PCOS stands for to Polycystic Ovary Syndrome, and women with Polycystic Ovary Syndrome have problems with ovaries since they produce increased amount of androgens, which is simplified “not good”.

Even slightly higher levels of androgens can prevent ovaries to produce mature developed eggs. And then each month follicles try to grow in an egg, but they become trapped in their growth since they are exposed to abnormal amount of androgens. This happens every month and over longer period of time and follicles that do not develop build up in ovaries which later leads to PCOS (Polycystic Ovary Syndrome).

PCOS is also sometimes referred to as PCO (polycystic ovaries) or PCOD (polycystic ovarian disease). This condition is actually quite common, and it is estimated that PCOS affects about 8-10% of women of reproductive age may have PCOS.

Most common symptoms of PCOS are irregular periods or even a total lack of menstrual cycles.  Often
women with polycystic ovaries have an excess amount of testosterone and androstenedione. High levels of testosterone causes increased facial and body hair growth, which is called hirsutism, as is seen in the teens or early 20s, and gradually get worse over the years.

The infertility rate with polycystic ovaries is very high, which means women dealing with PCOS will very probably have problems when trying to conceive.

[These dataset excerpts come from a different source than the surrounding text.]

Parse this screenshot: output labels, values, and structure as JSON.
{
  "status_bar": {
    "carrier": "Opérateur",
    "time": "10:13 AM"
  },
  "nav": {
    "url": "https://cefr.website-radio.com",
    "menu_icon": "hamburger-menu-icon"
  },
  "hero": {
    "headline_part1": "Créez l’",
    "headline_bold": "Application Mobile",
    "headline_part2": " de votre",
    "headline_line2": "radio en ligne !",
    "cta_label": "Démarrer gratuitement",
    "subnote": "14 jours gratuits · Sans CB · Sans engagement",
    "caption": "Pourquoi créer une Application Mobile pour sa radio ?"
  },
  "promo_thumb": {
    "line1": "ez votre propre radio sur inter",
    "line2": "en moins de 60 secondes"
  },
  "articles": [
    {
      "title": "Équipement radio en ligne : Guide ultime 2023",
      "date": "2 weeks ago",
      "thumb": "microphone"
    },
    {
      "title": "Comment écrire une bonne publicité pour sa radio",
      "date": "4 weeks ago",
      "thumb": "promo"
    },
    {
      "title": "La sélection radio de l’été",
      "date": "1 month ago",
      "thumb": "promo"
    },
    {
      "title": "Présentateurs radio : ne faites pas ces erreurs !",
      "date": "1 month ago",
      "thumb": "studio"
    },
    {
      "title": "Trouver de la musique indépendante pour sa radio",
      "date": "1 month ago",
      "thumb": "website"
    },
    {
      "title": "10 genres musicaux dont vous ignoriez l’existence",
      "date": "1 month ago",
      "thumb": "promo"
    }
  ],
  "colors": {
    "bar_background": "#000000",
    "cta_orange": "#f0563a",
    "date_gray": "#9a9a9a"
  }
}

Most common fertility treatments for women with PCOS are:

  • Clomid
  • Femara (Letrozole)
  • Metformin
  • Injectable Gonadotropins
  • IVF – In Vitro Fertilization

Clomid is one of the most common fertility treatments that is applied in women with PCOS for one reason: Polycystic Ovary Syndrome treatment addresses hormonal and ovary abnormalities, and historically Clomid success rates has been proved to be one of the most effective.  For example ¾ of women that are not ovulating will ovulate on Clomid at some dosing level, and as much as half women that ovulate with Clomid also get pregnant with it. Women who are younger than 35 and have PCOS have about a 10 to 15% chance for pregnancy per cycle with Clomid treatment and this statistics stays the same for about 3-4 months, which means that if they ovulate with Clomid and if sperm and fallopian tubes are normal, they do have 10-15% chance of getting pregnant for the first 4 months (menstrual cycles) on Clomid.

However, for women with PCOS the success rate is on the side of IVF: approximately 70% of women with PCOS will get pregnant with one IVF cycle, and approximately 60% of PCOS women will give live birth.